How to have your candy and eat it too

Since the dawn of the new millennium, when studies first identified a powerful antioxidant in chocolate, news media have overflowed with stories on the candy’s nutritional benefits. Chocolate’s flavonoids reduce cholesterol and unclog blood vessels—which is especially sweet for positive people, many of whom have heart problems.

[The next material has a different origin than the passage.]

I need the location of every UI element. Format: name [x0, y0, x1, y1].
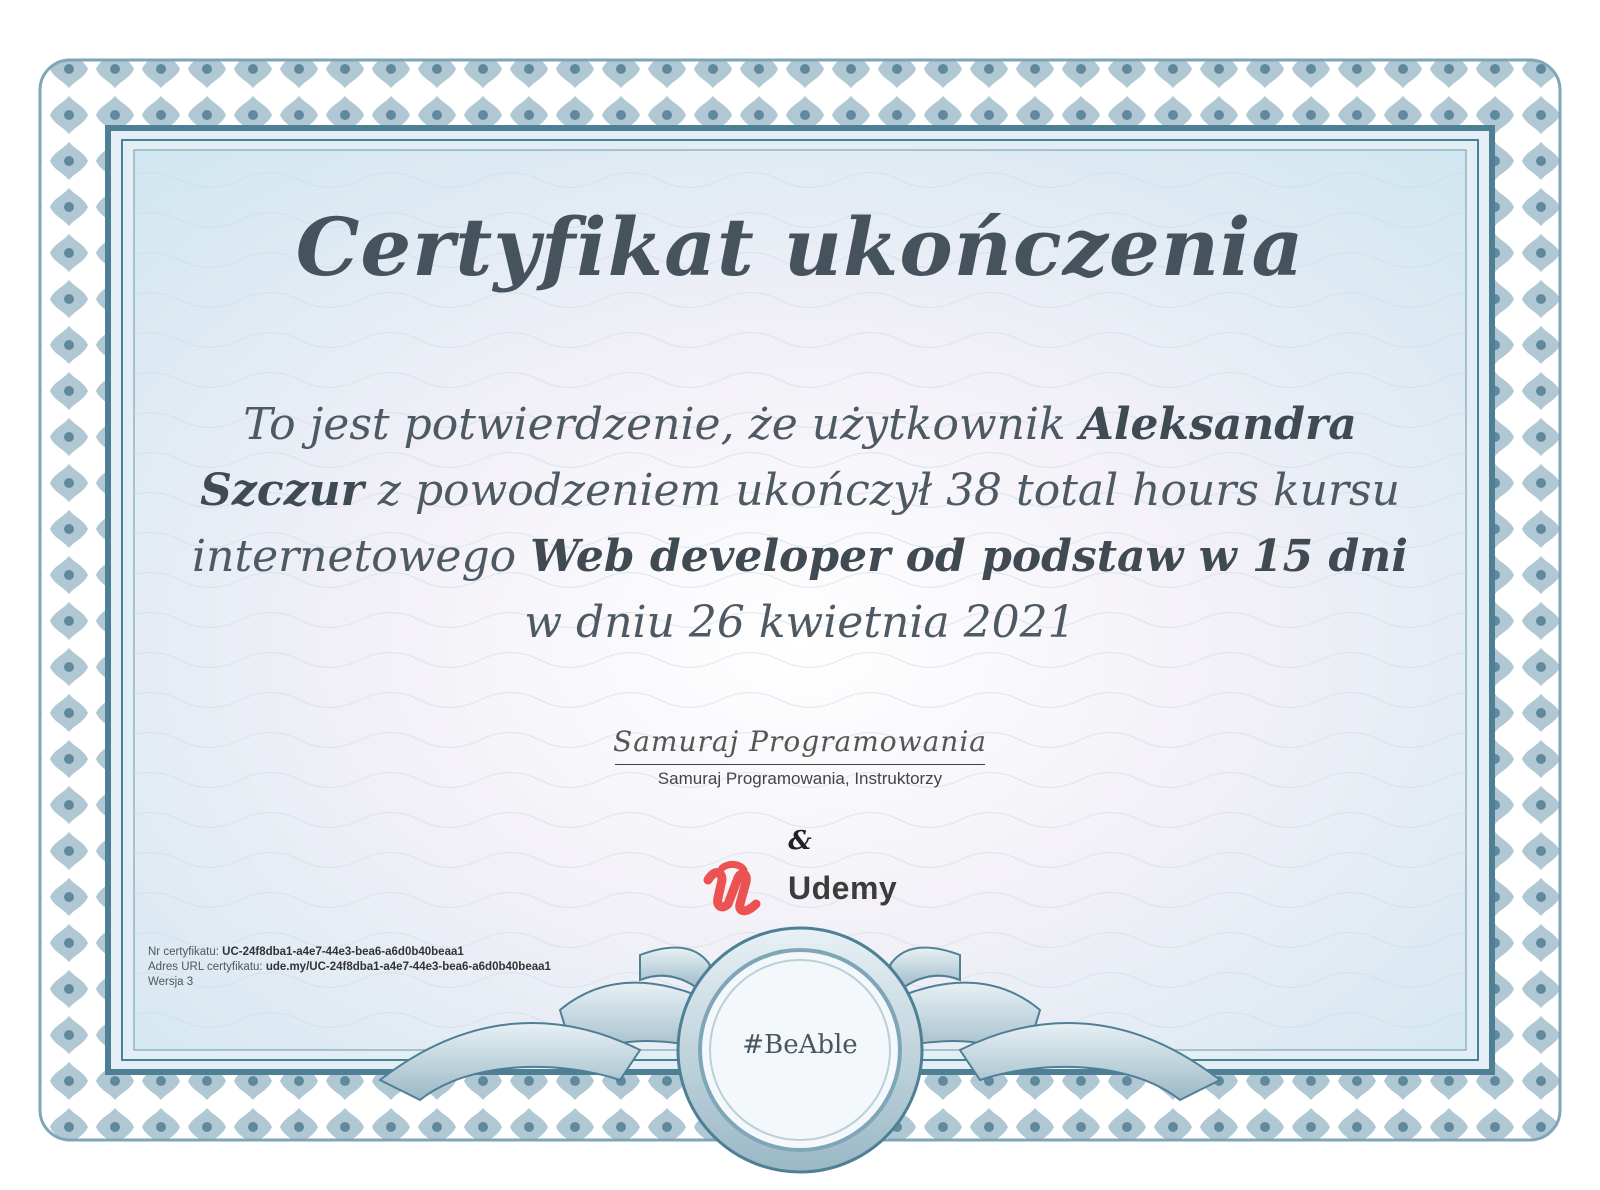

POZ offers the perfect Valentine: a roundup of the tastiest, most beneficial bars, selected by HIV nutritionist Juliet Johnson of Washington, DC’s Food & Friends. “Choose chocolate with 70% or more cocoa,” she suggests, explaining that dark and semisweet pack more flavonoids than milk chocolate (which also has more creamy, fatty additives). Generally, she adds, the less processing (which reduces flavonoids) the better; avoid bars processed with alkali; and don’t exceed a one-ounce serving daily.     

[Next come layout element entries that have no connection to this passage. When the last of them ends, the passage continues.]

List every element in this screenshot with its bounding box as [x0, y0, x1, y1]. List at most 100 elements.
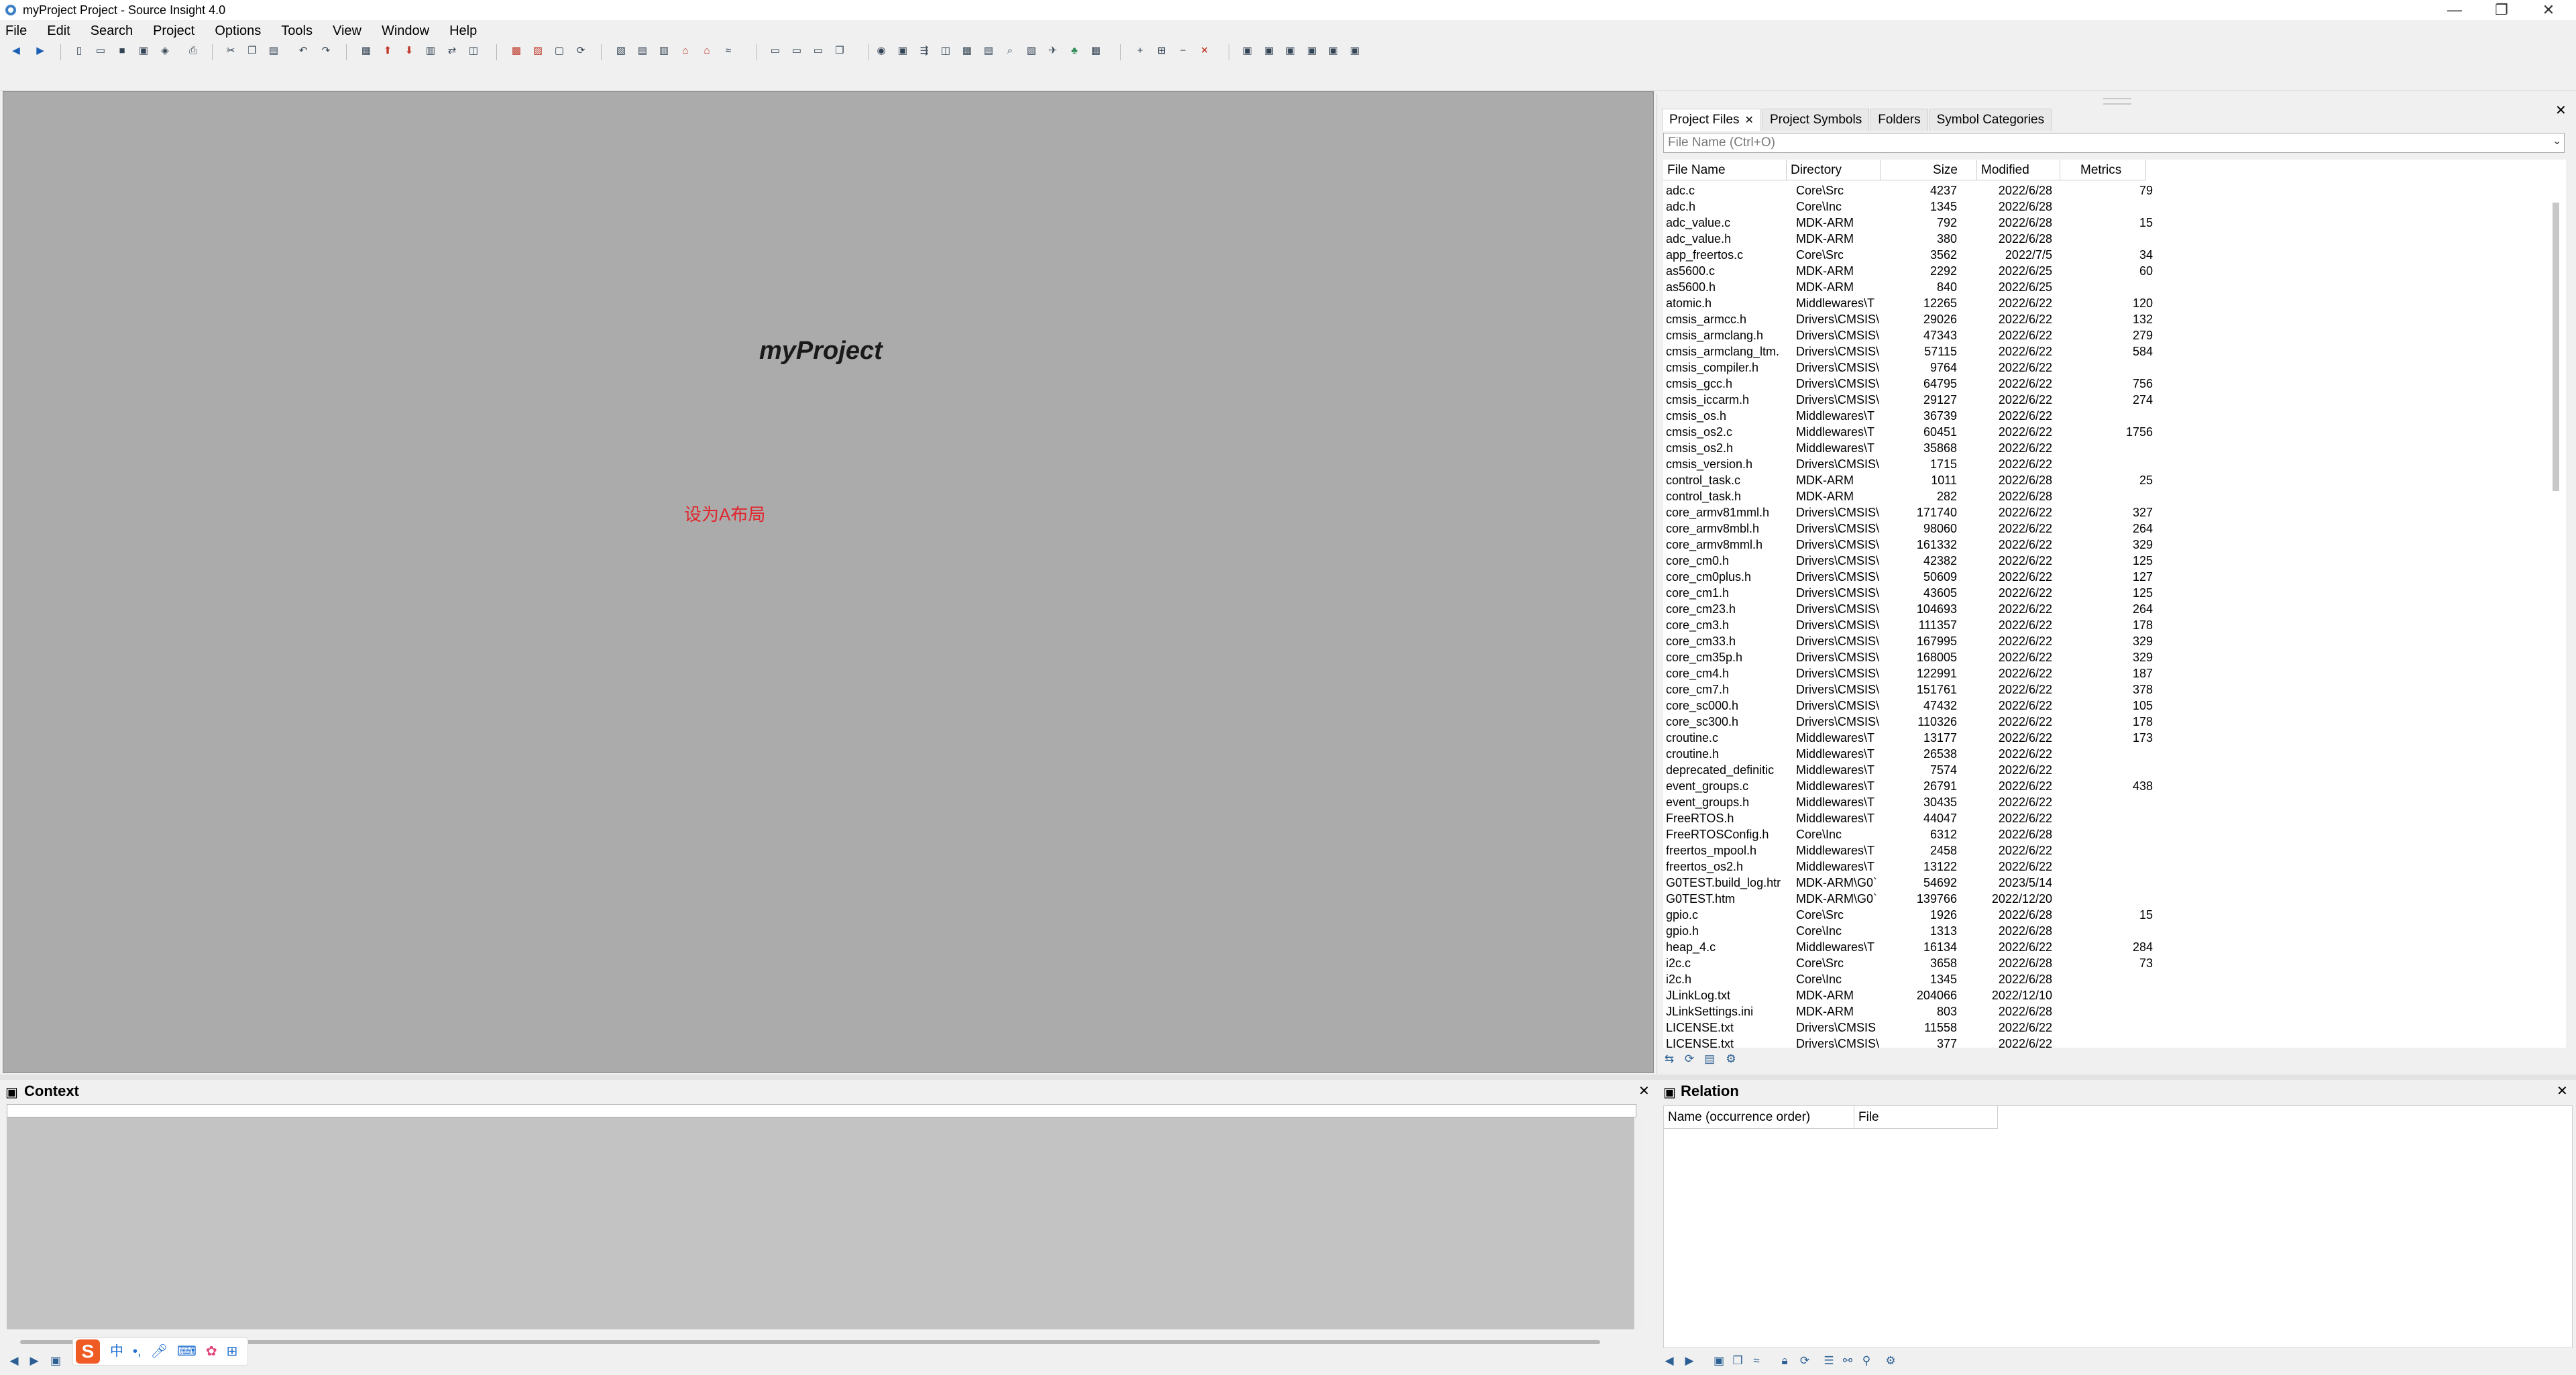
- replace-icon[interactable]: ⇄: [445, 44, 459, 58]
- table-row[interactable]: as5600.h MDK-ARM 840 2022/6/25: [1663, 279, 2555, 295]
- table-row[interactable]: core_sc000.h Drivers\CMSIS\ 47432 2022/6/22…: [1663, 698, 2555, 714]
- format-e-icon[interactable]: ▣: [1327, 44, 1340, 58]
- ime-chinese-mode[interactable]: 中: [110, 1339, 123, 1364]
- back-icon[interactable]: ◀: [7, 1354, 21, 1368]
- overview-icon[interactable]: ▧: [1025, 44, 1038, 58]
- keyboard-icon[interactable]: ⌨: [177, 1339, 197, 1364]
- relation-window-icon[interactable]: ⇶: [917, 44, 931, 58]
- table-row[interactable]: adc.h Core\Inc 1345 2022/6/28: [1663, 199, 2555, 215]
- table-row[interactable]: adc.c Core\Src 4237 2022/6/28 79: [1663, 182, 2555, 199]
- panel-close-icon[interactable]: ✕: [2555, 102, 2567, 119]
- tab-project-symbols[interactable]: Project Symbols: [1762, 109, 1870, 131]
- jump-up-icon[interactable]: ⬆: [381, 44, 394, 58]
- house-icon[interactable]: ⌂: [700, 44, 714, 58]
- remove-icon[interactable]: −: [1176, 44, 1190, 58]
- table-row[interactable]: G0TEST.build_log.htr MDK-ARM\G0` 54692 2023…: [1663, 875, 2555, 891]
- punctuation-icon[interactable]: •,: [133, 1339, 142, 1364]
- table-row[interactable]: control_task.h MDK-ARM 282 2022/6/28: [1663, 488, 2555, 504]
- table-row[interactable]: freertos_mpool.h Middlewares\T 2458 2022/6/…: [1663, 842, 2555, 859]
- project-window-icon[interactable]: ▦: [960, 44, 974, 58]
- menu-view[interactable]: View: [333, 23, 361, 39]
- hierarchy-icon[interactable]: ⚲: [1859, 1354, 1874, 1368]
- table-row[interactable]: app_freertos.c Core\Src 3562 2022/7/5 34: [1663, 247, 2555, 263]
- sync-icon[interactable]: ◈: [158, 44, 172, 58]
- symbol-window-icon[interactable]: ▣: [896, 44, 909, 58]
- context-vertical-scrollbar[interactable]: [1634, 1117, 1642, 1329]
- window-layout-4-icon[interactable]: ❐: [833, 44, 846, 58]
- table-row[interactable]: core_cm23.h Drivers\CMSIS\ 104693 2022/6/22…: [1663, 601, 2555, 617]
- table-row[interactable]: adc_value.c MDK-ARM 792 2022/6/28 15: [1663, 215, 2555, 231]
- table-row[interactable]: JLinkLog.txt MDK-ARM 204066 2022/12/10: [1663, 987, 2555, 1003]
- select-block-icon[interactable]: ▢: [553, 44, 566, 58]
- wave-icon[interactable]: ≈: [722, 44, 735, 58]
- table-row[interactable]: cmsis_os2.h Middlewares\T 35868 2022/6/22: [1663, 440, 2555, 456]
- sync-files-icon[interactable]: ⇆: [1662, 1052, 1677, 1066]
- cut-icon[interactable]: ✂: [224, 44, 237, 58]
- search-results-icon[interactable]: ⌕: [1003, 44, 1017, 58]
- browse-icon[interactable]: ▧: [614, 44, 628, 58]
- format-c-icon[interactable]: ▣: [1284, 44, 1297, 58]
- menu-window[interactable]: Window: [382, 23, 429, 39]
- table-row[interactable]: cmsis_iccarm.h Drivers\CMSIS\ 29127 2022/6/…: [1663, 392, 2555, 408]
- file-window-icon[interactable]: ▤: [982, 44, 995, 58]
- library-icon[interactable]: ▥: [657, 44, 671, 58]
- menu-project[interactable]: Project: [153, 23, 194, 39]
- table-row[interactable]: cmsis_armcc.h Drivers\CMSIS\ 29026 2022/6/2…: [1663, 311, 2555, 327]
- table-row[interactable]: core_cm7.h Drivers\CMSIS\ 151761 2022/6/22 3…: [1663, 681, 2555, 698]
- save-icon[interactable]: ■: [115, 44, 129, 58]
- tab-project-files[interactable]: Project Files ✕: [1662, 109, 1761, 131]
- add-files-icon[interactable]: ⊞: [1155, 44, 1168, 58]
- table-row[interactable]: freertos_os2.h Middlewares\T 13122 2022/6/2…: [1663, 859, 2555, 875]
- wave-icon[interactable]: ≈: [1749, 1354, 1764, 1368]
- table-row[interactable]: cmsis_version.h Drivers\CMSIS\ 1715 2022/6/…: [1663, 456, 2555, 472]
- table-row[interactable]: core_cm1.h Drivers\CMSIS\ 43605 2022/6/22 12…: [1663, 585, 2555, 601]
- tree-icon[interactable]: ♣: [1068, 44, 1081, 58]
- lock-icon[interactable]: ▣: [48, 1354, 63, 1368]
- redo-icon[interactable]: ↷: [319, 44, 333, 58]
- table-row[interactable]: cmsis_armclang_ltm. Drivers\CMSIS\ 57115 20…: [1663, 343, 2555, 360]
- table-row[interactable]: adc_value.h MDK-ARM 380 2022/6/28: [1663, 231, 2555, 247]
- table-row[interactable]: croutine.c Middlewares\T 13177 2022/6/22 173: [1663, 730, 2555, 746]
- table-row[interactable]: core_cm33.h Drivers\CMSIS\ 167995 2022/6/22…: [1663, 633, 2555, 649]
- refresh-icon[interactable]: ⟳: [574, 44, 587, 58]
- table-row[interactable]: deprecated_definitic Middlewares\T 7574 202…: [1663, 762, 2555, 778]
- column-header-modified[interactable]: Modified: [1977, 160, 2060, 180]
- column-header-file[interactable]: File: [1854, 1106, 1998, 1129]
- back-arrow-icon[interactable]: ◀: [9, 44, 23, 58]
- table-row[interactable]: core_sc300.h Drivers\CMSIS\ 110326 2022/6/2…: [1663, 714, 2555, 730]
- back-icon[interactable]: ◀: [1662, 1354, 1677, 1368]
- format-d-icon[interactable]: ▣: [1305, 44, 1319, 58]
- table-scrollbar-thumb[interactable]: [2553, 203, 2559, 491]
- menu-options[interactable]: Options: [215, 23, 261, 39]
- table-row[interactable]: core_cm4.h Drivers\CMSIS\ 122991 2022/6/22 1…: [1663, 665, 2555, 681]
- table-row[interactable]: core_armv8mbl.h Drivers\CMSIS\ 98060 2022/6…: [1663, 520, 2555, 537]
- refresh-project-icon[interactable]: ⟳: [1682, 1052, 1697, 1066]
- column-header-size[interactable]: Size: [1881, 160, 1977, 180]
- copy-icon[interactable]: ❐: [1730, 1354, 1745, 1368]
- microphone-icon[interactable]: 🎤︎: [151, 1339, 168, 1364]
- window-layout-1-icon[interactable]: ▭: [769, 44, 782, 58]
- menu-search[interactable]: Search: [91, 23, 133, 39]
- list-icon[interactable]: ☰: [1822, 1354, 1836, 1368]
- refresh-icon[interactable]: ⟳: [1797, 1354, 1812, 1368]
- save-all-icon[interactable]: ▣: [137, 44, 150, 58]
- column-header-file-name[interactable]: File Name: [1663, 160, 1787, 180]
- table-row[interactable]: event_groups.c Middlewares\T 26791 2022/6/2…: [1663, 778, 2555, 794]
- undo-icon[interactable]: ↶: [296, 44, 310, 58]
- context-horizontal-scrollbar[interactable]: [20, 1340, 1600, 1344]
- ime-toolbar[interactable]: S 中 •, 🎤︎ ⌨ ✿ ⊞: [72, 1337, 249, 1366]
- table-row[interactable]: FreeRTOS.h Middlewares\T 44047 2022/6/22: [1663, 810, 2555, 826]
- table-row[interactable]: core_armv8mml.h Drivers\CMSIS\ 161332 2022/…: [1663, 537, 2555, 553]
- graph-icon[interactable]: ⚯: [1840, 1354, 1855, 1368]
- format-b-icon[interactable]: ▣: [1262, 44, 1276, 58]
- lookup-icon[interactable]: ◫: [467, 44, 480, 58]
- column-header-directory[interactable]: Directory: [1787, 160, 1881, 180]
- save-icon[interactable]: ▣: [1712, 1354, 1726, 1368]
- jump-down-icon[interactable]: ⬇: [402, 44, 416, 58]
- bird-icon[interactable]: ✈: [1046, 44, 1060, 58]
- table-row[interactable]: gpio.h Core\Inc 1313 2022/6/28: [1663, 923, 2555, 939]
- menu-file[interactable]: File: [5, 23, 27, 39]
- window-layout-2-icon[interactable]: ▭: [790, 44, 803, 58]
- table-row[interactable]: i2c.h Core\Inc 1345 2022/6/28: [1663, 971, 2555, 987]
- table-row[interactable]: JLinkSettings.ini MDK-ARM 803 2022/6/28: [1663, 1003, 2555, 1020]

  • Endangered Species Extreme Dark Chocolate (88% cocoa, 100 calories, 10 g fat per oz, $2.75; www.chocolatebar.com) Ease dietary and social guilt in one bite: 10% of net profits go to conservation groups.  
  • Vere Dark Chocolate (75% cocoa, 80 calories, 3.5 g fat per oz, $3; www.veregoods.com) These bars preserve cocoa’s health benefits with a short fermentation cycle and no sugar alcohols. Vere good.
  • Green & Black’s Dark chocolate (70% cocoa, 150 calories, 11 g fat per oz, $3.69; www.greenandblacks.com) There’s a reason it’s sold in health food stores: This treat contains organic raw cane sugar along with all that cocoa.
  • Scharffen Berger Unsweetened dark 9.7 oz Baking bar (99% cocoa, 190 calories, 15 g fat per oz, $11; www.scharffenberger.com) Minimal processing preserves the cooking benefits. You can even snack on bits (but you have to break them off with a hammer).
  • CocoaVia Original Dark Chocolate (100 calories, 8 g fat per oz, $4.99 per box of five; www.cocoavia.com ) The cocoa content is unlisted, but each bar’s 100 mg of flavonoids spell health. And it’s still candy.
  • Ghirardelli Chocolate Intense Dark Twilight Delight (72% cocoa, 150 calories, 12 g fat per oz, $2.99; www.ghirardelli.com) Worried about leaving your heart in San Francisco? Try this bar, toting as much cocoa as the Bay has fog.
  • Toblerone Swiss Milk Chocolate With Honey and Almond Nougat (180 calories, 8 g fat per oz, $1.99; www.toblerone.com) What if you just crave milk chocolate? Toblerone isn’t processed with alkali, so it retains some antioxidants. Johnson says bite in “as an occasional treat”—our kind of treatment.